永伴帶頭,眾人隨之跟上。
她不知道為何忽然想起一首忘了名字的兒歌,在心中呢喃著:黑黑的天空壓抑,亮亮的繁星陪伴,蝴蝶飛,蝴蝶飛,你在想著誰,天上的星星流淚,地上的彼岸花枯萎......
隨著接近升仙臺,她已經完全沉醉于自己亂改的歌詞了。
不知不覺,永伴和眾人來到了升仙臺,刺鼻的血腥味,讓人不僅皺眉。
是要死了吧?還有點害怕。
永伴想到這,笑了笑,看著一旁的屠夫,和他道:“你神指引,開始吧,最后一個是我,我會代替你神保佑大家的。”
“是!”
屠夫說這個字,憋紅了臉。
永伴點了點頭,閉上眼睛,等待著屠刀的降臨。
......
月木這里。
他也是在這個國度,比起永伴,他略好一點,卻也好不到哪里去。
你好像她,我愿意為你奴,我對你的所有好,你覺得那是流浪的小狗跟你搖尾巴。
月木想著,嘆了口氣,抬頭看了看陽光,低頭看了看自己的滿手血腥。
我究竟是不是對的?我怎么感覺自己像個小丑,老大,這要是你,你會怎么做?
月木胡思亂想的時候,他的腦海閃現過一句,是林魚涅寧愿遭雷劈,都要和他說的話。
“別多想,遵循內心的自己。”
老大,我悟了,愛情,這個東西啊,是不存在的,不是每個人都值得全心全意去付出,哪怕她明白是非。
月木想著,走向了帳篷。
帳篷中。
一個如璞玉一般的女子正在吃著心臟,心臟上面還帶著熱氣,她身前的那個大盆中,儼然是缺了心臟的小孩身體。
女子聽到了腳步,見月木走進了,露出了貪吃的笑容,邀請道:“小月木嗎?要不要一起來,這個......”
她話未說完,看到了月木手中的匕首,是之前殺這個小孩所用的匕首。
“你要背叛我?”
呵呵,你還是想著你自己?你知道生命可貴嗎?你知道為了你,我在走魔途嗎?
月木邊想邊一刀捅進了女子的心臟上。
“這一天,還是來了,等了好久。
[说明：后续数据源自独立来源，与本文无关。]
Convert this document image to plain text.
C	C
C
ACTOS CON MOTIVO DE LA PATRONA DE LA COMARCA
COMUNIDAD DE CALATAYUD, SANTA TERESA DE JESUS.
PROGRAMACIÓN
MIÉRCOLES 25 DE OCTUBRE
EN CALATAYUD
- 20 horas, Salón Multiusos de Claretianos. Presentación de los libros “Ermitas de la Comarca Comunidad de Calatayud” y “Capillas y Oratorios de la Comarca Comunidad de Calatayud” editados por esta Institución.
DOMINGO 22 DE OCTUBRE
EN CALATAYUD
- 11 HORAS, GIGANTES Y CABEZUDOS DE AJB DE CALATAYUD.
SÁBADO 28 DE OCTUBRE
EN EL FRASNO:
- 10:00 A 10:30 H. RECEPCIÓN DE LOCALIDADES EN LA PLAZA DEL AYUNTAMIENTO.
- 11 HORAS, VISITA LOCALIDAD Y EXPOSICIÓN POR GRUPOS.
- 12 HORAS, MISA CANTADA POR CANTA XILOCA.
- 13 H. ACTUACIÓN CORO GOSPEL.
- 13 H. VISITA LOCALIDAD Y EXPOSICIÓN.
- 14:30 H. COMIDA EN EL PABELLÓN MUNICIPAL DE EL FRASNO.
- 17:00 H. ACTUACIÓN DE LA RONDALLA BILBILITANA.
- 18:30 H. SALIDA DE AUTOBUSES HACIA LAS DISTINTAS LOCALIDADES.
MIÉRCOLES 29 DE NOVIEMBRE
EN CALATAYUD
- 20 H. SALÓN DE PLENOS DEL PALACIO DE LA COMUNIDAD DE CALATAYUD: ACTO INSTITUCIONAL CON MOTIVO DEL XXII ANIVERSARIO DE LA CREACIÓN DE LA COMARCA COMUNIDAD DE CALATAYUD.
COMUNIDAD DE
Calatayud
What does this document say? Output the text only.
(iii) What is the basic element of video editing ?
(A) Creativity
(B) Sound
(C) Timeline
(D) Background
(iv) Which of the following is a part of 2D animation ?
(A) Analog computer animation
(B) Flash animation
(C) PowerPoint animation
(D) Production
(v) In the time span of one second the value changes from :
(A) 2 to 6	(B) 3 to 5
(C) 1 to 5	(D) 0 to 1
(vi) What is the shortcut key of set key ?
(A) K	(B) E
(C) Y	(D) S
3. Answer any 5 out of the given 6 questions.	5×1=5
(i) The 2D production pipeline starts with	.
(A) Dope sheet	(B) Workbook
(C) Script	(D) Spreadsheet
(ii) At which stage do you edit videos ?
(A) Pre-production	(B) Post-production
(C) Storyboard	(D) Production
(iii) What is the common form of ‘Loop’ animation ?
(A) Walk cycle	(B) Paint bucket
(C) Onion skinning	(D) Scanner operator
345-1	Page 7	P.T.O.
”
???
月木忽然感覺到有點不對勁,可是女子心臟受損,口中不斷冒血,說不了什么了。
“不管怎么樣,不管是不是你,這是我的本心,我內心的自己,我不知道怎么面對自己手上的罪惡,我只是知道,要有地獄,一切還是我承受。”
......
林魚涅這里。
身為自由宗,宗主的他,在被卡特帶走后,運氣逆天,那天他被兩個奴隸兵帶的時候,已經暈倒,并不知道后面發生了什么。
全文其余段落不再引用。